Roger McGough asks for doors for Museum of Liverpool
- Published
Poet Roger McGough is appealing for Merseyside residents to donate their doors for a piece of art being created at the new Museum of Liverpool.
The Liverpool Doors project will form an artwork which relates to a memory of a place and time, linked to a part of the city.
McGough will create the piece working alongside art students from Liverpool John Moores University.
His personal memory is symbolised by a door from Liverpool's Everyman Theatre.
Nunneries and night clubs
McGough said: "People of Merseyside we need your doors. "Front doors, back doors, bathroom and outside toilet doors.
"Doors from nunneries and night clubs, pubs and cafes, confessional boxes, police cells and schools.

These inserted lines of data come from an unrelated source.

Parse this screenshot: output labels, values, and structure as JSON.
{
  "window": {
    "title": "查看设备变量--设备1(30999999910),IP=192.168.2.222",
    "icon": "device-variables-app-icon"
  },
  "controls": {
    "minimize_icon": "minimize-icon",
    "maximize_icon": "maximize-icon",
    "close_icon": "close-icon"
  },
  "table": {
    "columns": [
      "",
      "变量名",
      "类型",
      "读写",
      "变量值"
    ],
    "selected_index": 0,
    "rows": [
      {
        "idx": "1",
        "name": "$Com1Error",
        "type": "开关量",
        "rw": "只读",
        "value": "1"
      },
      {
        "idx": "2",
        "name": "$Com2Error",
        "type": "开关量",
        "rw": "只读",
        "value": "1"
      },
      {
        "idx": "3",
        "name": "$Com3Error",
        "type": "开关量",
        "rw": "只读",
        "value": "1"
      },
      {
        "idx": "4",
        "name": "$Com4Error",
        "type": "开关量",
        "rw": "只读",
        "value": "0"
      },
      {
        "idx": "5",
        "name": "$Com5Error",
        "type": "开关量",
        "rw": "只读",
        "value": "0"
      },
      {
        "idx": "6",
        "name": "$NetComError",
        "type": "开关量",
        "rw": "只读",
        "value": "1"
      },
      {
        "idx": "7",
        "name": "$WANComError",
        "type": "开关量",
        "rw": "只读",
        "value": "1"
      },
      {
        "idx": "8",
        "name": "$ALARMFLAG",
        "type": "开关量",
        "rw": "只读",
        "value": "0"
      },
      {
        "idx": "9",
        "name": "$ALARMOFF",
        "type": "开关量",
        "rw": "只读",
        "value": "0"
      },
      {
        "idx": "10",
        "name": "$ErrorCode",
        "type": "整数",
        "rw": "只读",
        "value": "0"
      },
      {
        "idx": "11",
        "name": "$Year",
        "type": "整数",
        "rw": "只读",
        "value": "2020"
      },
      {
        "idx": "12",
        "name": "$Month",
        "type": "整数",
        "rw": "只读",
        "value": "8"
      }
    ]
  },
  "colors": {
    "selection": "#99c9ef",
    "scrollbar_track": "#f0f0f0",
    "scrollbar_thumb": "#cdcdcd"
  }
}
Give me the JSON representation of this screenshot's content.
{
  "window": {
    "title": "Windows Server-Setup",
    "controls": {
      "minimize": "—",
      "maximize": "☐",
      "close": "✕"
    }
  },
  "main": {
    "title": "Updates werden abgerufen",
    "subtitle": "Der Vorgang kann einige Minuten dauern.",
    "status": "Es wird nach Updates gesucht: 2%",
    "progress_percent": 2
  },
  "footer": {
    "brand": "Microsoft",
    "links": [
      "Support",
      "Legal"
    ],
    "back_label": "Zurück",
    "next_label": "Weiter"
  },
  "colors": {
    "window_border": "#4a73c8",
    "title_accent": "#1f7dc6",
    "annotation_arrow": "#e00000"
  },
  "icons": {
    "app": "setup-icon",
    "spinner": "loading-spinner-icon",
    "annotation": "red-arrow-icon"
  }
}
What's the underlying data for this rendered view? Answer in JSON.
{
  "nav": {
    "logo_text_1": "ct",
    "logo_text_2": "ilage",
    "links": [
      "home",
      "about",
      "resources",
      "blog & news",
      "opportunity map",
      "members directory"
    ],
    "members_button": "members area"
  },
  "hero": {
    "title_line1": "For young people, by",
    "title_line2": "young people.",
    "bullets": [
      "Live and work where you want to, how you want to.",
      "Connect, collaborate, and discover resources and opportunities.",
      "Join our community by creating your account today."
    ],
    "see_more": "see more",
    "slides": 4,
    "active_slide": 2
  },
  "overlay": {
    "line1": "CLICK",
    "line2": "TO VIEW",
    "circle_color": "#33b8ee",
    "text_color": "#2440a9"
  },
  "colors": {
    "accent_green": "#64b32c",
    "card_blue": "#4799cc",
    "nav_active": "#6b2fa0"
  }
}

If your door has a story to tell, then so much the better."
The artwork will consist of doors turned into a large book, which will also include verses from the Liverpool Saga written by local people to mark Liverpool's year as European Capital of Culture in 2008.
The doors will be displayed in the second phase opening of the Museum of Liverpool in late 2011.
The first phase of the museum opens to the public on 19 July.
Bill Longshaw, curator of the Writing Liverpool exhibition, said: "In order for us to select the doors and stories most suited to the project, please send us a photograph of your door, a brief explanation in no more than 100 words saying what is special about it, and why you think it should be displayed in the new Museum.
"The chosen doors will be collected by the Museum of Liverpool team so that Roger and the LJMU students can give them a new lease of life as artworks, and reveal something of the doors' adventures."